In a number of countries, including France, Belgium, Italy, Poland, Austria, the Netherlands, Norway and Ireland, rent increases are capped, either in line with inflation, local market levels or a fixed percentage.
In several eastern European countries, on the other hand, tenants are afforded weaker protection than in England, with no minimum period before they can be evicted without grounds and no limits to rent increases.
For example, in Romania, there is no requirement for a formal written contract at all.
However, England and Wales are unusual in their combination of a relatively high proportion of their population in private rented accommodation (about 20%) alongside relatively weak protections for tenants.
In Romania 98% of properties are occupied by their owners compared with about 65% in England and Wales.
In Germany around half of all residential properties are rented, compared with an EU average of about 30%.

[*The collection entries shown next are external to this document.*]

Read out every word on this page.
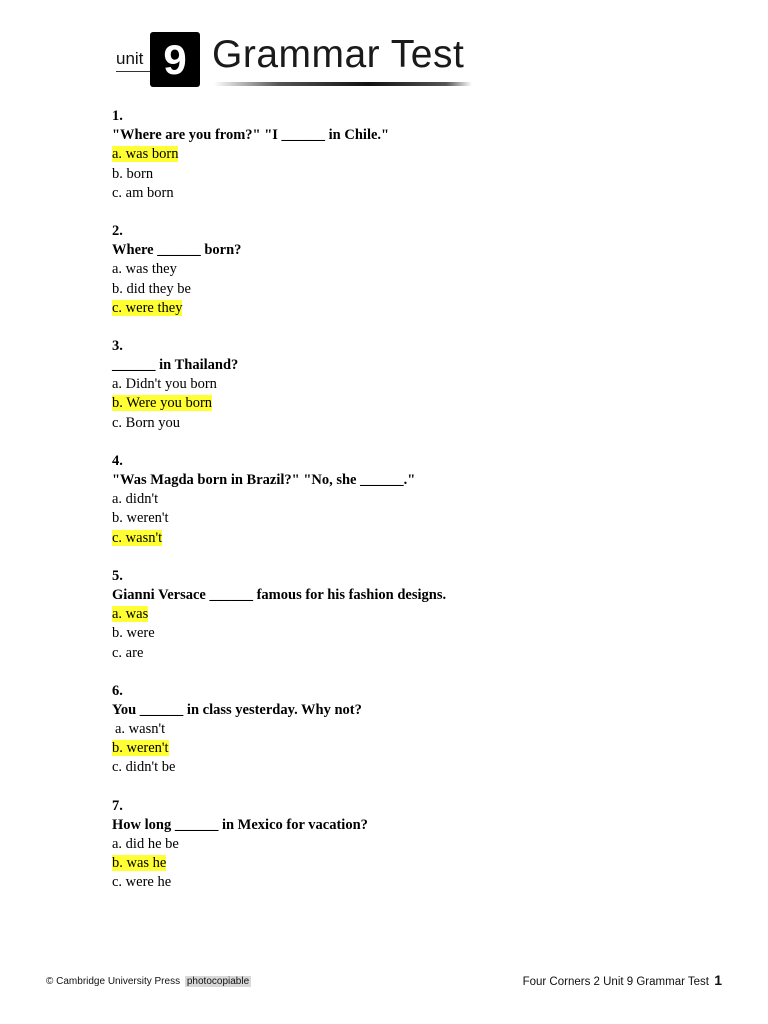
unit 9 Grammar Test
1.
"Where are you from?" "I ______ in Chile."
a. was born
b. born
c. am born
2.
Where ______ born?
a. was they
b. did they be
c. were they
3.
______ in Thailand?
a. Didn't you born
b. Were you born
c. Born you
4.
"Was Magda born in Brazil?" "No, she ______."
a. didn't
b. weren't
c. wasn't
5.
Gianni Versace ______ famous for his fashion designs.
a. was
b. were
c. are
6.
You ______ in class yesterday. Why not?
a. wasn't
b. weren't
c. didn't be
7.
How long ______ in Mexico for vacation?
a. did he be
b. was he
c. were he
© Cambridge University Press photocopiable	Four Corners 2 Unit 9 Grammar Test 1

What are your responsibilities as a tenant?
The German system is probably the furthest from England and Wales’ in terms of tenants’ rights and responsibilities.
Germans have greater freedoms, but they also have more responsibility for maintenance.
In England and Wales, landlords are responsible for all exterior maintenance including the roof, guttering, chimneys, plasterwork, walls, windows and doors.
They are also responsible for anything relating to utilities like heating and hot water, including the pipes supplying gas, electricity or water, flues for gas boilers, ventilation, and drains.
Landlords are also generally responsible for interior decorations when they are needed because of general wear and tear rather than damage.
In Germany, however, although in law it is the responsibility of landlords to maintain their properties in a suitable state, it is both “lawful and usual” for them to shift the costs for minor maintenance works and for cosmetic repairs to their tenants, according to researchers at the Tenlaw Project on Tenancy Law and Housing Policy, a research project which is funded by the EU.
What about pets?
And while in Germany, pets are generally allowed, in England and Wales it is for each landlord to decide and will be set out in the tenancy agreement.
It is very common for pets to be prohibited by English and Welsh landlords.
Around Europe, many of the countries studied by the Tenlaw project left it to the discretion of landlords.